My professional association with animals and their issues has consumed an unanticipated amount of time and energy over the past 25 years.  Animal husbandry was not a part of the curriculum at the University of Oregon, where we concentrated on the more trivial subjects of public finance, organizational theory, personnel management, planning, and administrative law, to name a few.  Had I known then what I know now, I would have prepared to become a city manager by attending Oregon State and focusing on veterinary science.  During my career, I have personally handled complaints about dogs, cats, rats, mice, opossums, deer, skunks, raccoons, elk, cougars, coyotes, pigs, goats, horses, cattle, sheep, rabbits, chickens, turkeys (wild), pigeons, squirrels, snakes (we recently learned of a household in Albany with 31 venomous varieties including a king cobra), geese, ducks, bees, and nutria, which of course are cousins to their fellow rodents, beavers.  While the Beavers have been relatively harmless in recent years, their namesakes used to cause problems in Oakridge by building dams in inappropriate places.

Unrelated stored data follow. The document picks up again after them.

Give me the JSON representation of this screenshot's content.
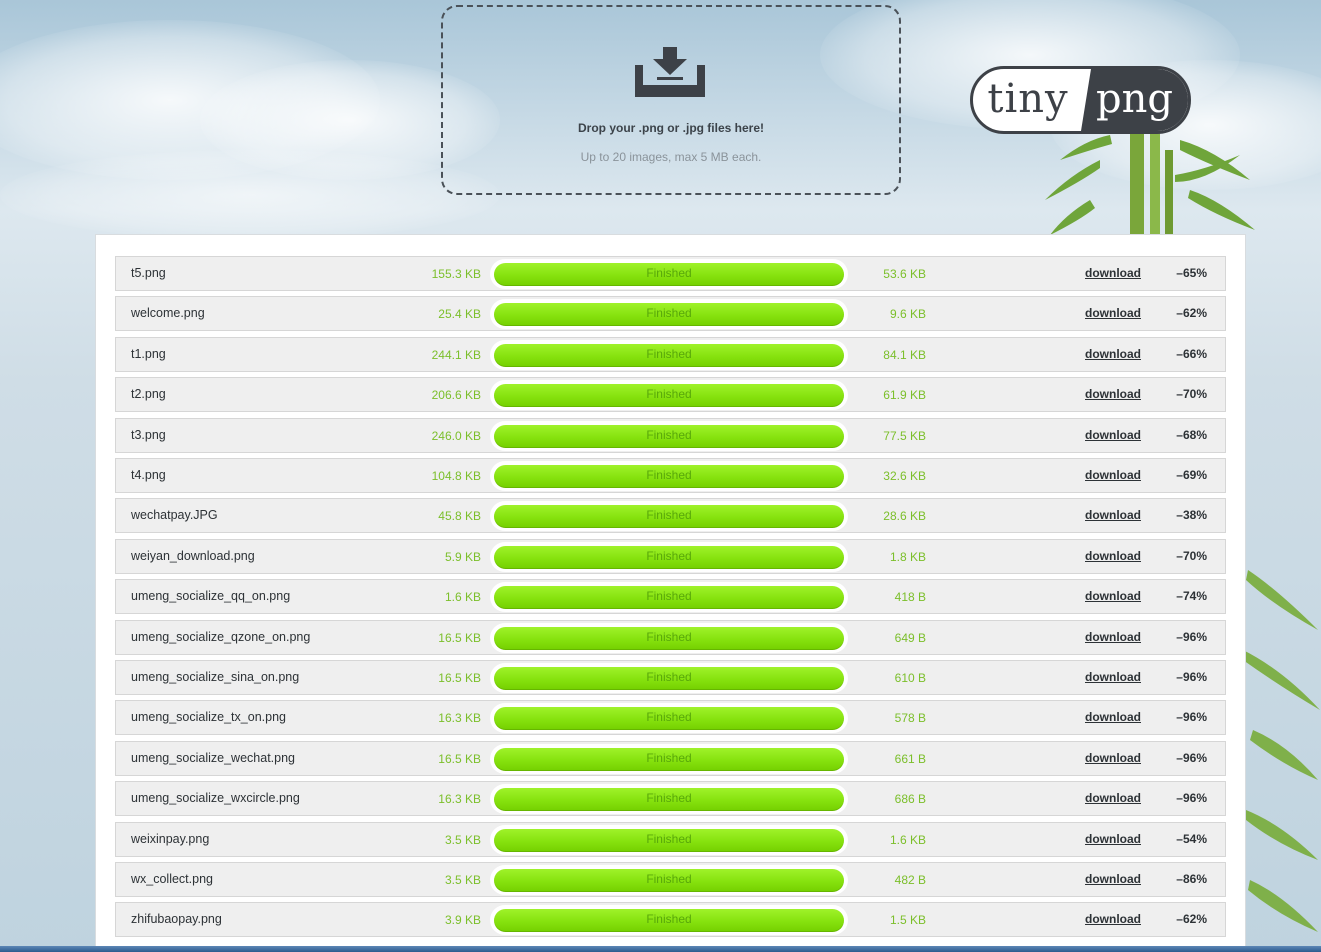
{
  "upload": {
    "icon": "download-tray-icon",
    "title": "Drop your .png or .jpg files here!",
    "subtitle": "Up to 20 images, max 5 MB each."
  },
  "logo": {
    "left": "tiny",
    "right": "png"
  },
  "colors": {
    "accent": "#86e20e",
    "dark": "#3d4147",
    "size_text": "#7bbf2a"
  },
  "files": [
    {
      "name": "t5.png",
      "original": "155.3 KB",
      "status": "Finished",
      "compressed": "53.6 KB",
      "action": "download",
      "saving": "–65%"
    },
    {
      "name": "welcome.png",
      "original": "25.4 KB",
      "status": "Finished",
      "compressed": "9.6 KB",
      "action": "download",
      "saving": "–62%"
    },
    {
      "name": "t1.png",
      "original": "244.1 KB",
      "status": "Finished",
      "compressed": "84.1 KB",
      "action": "download",
      "saving": "–66%"
    },
    {
      "name": "t2.png",
      "original": "206.6 KB",
      "status": "Finished",
      "compressed": "61.9 KB",
      "action": "download",
      "saving": "–70%"
    },
    {
      "name": "t3.png",
      "original": "246.0 KB",
      "status": "Finished",
      "compressed": "77.5 KB",
      "action": "download",
      "saving": "–68%"
    },
    {
      "name": "t4.png",
      "original": "104.8 KB",
      "status": "Finished",
      "compressed": "32.6 KB",
      "action": "download",
      "saving": "–69%"
    },
    {
      "name": "wechatpay.JPG",
      "original": "45.8 KB",
      "status": "Finished",
      "compressed": "28.6 KB",
      "action": "download",
      "saving": "–38%"
    },
    {
      "name": "weiyan_download.png",
      "original": "5.9 KB",
      "status": "Finished",
      "compressed": "1.8 KB",
      "action": "download",
      "saving": "–70%"
    },
    {
      "name": "umeng_socialize_qq_on.png",
      "original": "1.6 KB",
      "status": "Finished",
      "compressed": "418 B",
      "action": "download",
      "saving": "–74%"
    },
    {
      "name": "umeng_socialize_qzone_on.png",
      "original": "16.5 KB",
      "status": "Finished",
      "compressed": "649 B",
      "action": "download",
      "saving": "–96%"
    },
    {
      "name": "umeng_socialize_sina_on.png",
      "original": "16.5 KB",
      "status": "Finished",
      "compressed": "610 B",
      "action": "download",
      "saving": "–96%"
    },
    {
      "name": "umeng_socialize_tx_on.png",
      "original": "16.3 KB",
      "status": "Finished",
      "compressed": "578 B",
      "action": "download",
      "saving": "–96%"
    },
    {
      "name": "umeng_socialize_wechat.png",
      "original": "16.5 KB",
      "status": "Finished",
      "compressed": "661 B",
      "action": "download",
      "saving": "–96%"
    },
    {
      "name": "umeng_socialize_wxcircle.png",
      "original": "16.3 KB",
      "status": "Finished",
      "compressed": "686 B",
      "action": "download",
      "saving": "–96%"
    },
    {
      "name": "weixinpay.png",
      "original": "3.5 KB",
      "status": "Finished",
      "compressed": "1.6 KB",
      "action": "download",
      "saving": "–54%"
    },
    {
      "name": "wx_collect.png",
      "original": "3.5 KB",
      "status": "Finished",
      "compressed": "482 B",
      "action": "download",
      "saving": "–86%"
    },
    {
      "name": "zhifubaopay.png",
      "original": "3.9 KB",
      "status": "Finished",
      "compressed": "1.5 KB",
      "action": "download",
      "saving": "–62%"
    }
  ]
}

The most important lesson I’ve learned about animals, both as a pet-owner and a city manager, is that you cannot rely on people to be reasonable, consistent, or responsible when it comes to this issue.  The city is charged by our citizens with the responsibility to protect the public from the dangers animals sometimes create and the greatest challenge surrounding this responsibility is, most often, the necessity to protect us from ourselves.

Resisting the Temptation to be Snarky

Among the several curses associated with e-mailing is the temptation to craft a snarky response to an offensive correspondent.  I can think of many times in my life when I was confronted with a situation that demanded a clever riposte and my wits failed me.  E-mail gives us the time and opportunity to be witty and irresponsible.

I think my favorite crushing remark is one attributed to Winston Churchill when he was asked to describe political opponent Clement Atlee:  “A modest man, but then, he has so much to be modest about.”  As satisfying as that remark may have been for Churchill, my guess is that it did nothing to help his relationship with the man who was once his deputy prime minister.  Cutting remarks can certainly be funny as long as the subject is someone else.

Writing on publicly owned computers carries with it the additional danger of converting a passing inappropriate thought into a public record.  Something that seems innocuous on the computer screen may seem decidedly less so on the front page of the local newspaper.  When I began my career in city government, I would occasionally write a blistering letter in response to some provocation and then store it in the bottom drawer of my desk before discarding it.  This process usually, but not always, helped keep me out of trouble.

I once received a letter from a lady who identified herself as a “spiritual advisor” complaining that our ambulance crews failed to clean out a car after a particularly grisly highway accident.  Her concern was that when she took the mother of one of the victims to see the car in an effort to help her deal with her grief, the visible evidence of the tragedy only made matters worse.  My reaction to the letter was that the advisor made a really bad choice when she decided to take her friend to visit the car, and I made my feelings clear in a hasty reply.  The lady then wrote a letter to the mayor suggesting his city administrator needed counseling or some other form of psychological help.  Sometimes the best response is no response at all.

Years of bitter experience have taught me to practice the Golden Rule of correspondence, which is, of course, to write unto others as you would have them write unto you.  Arming people who are already aggrieved by you with your own words is the worst form of revenge.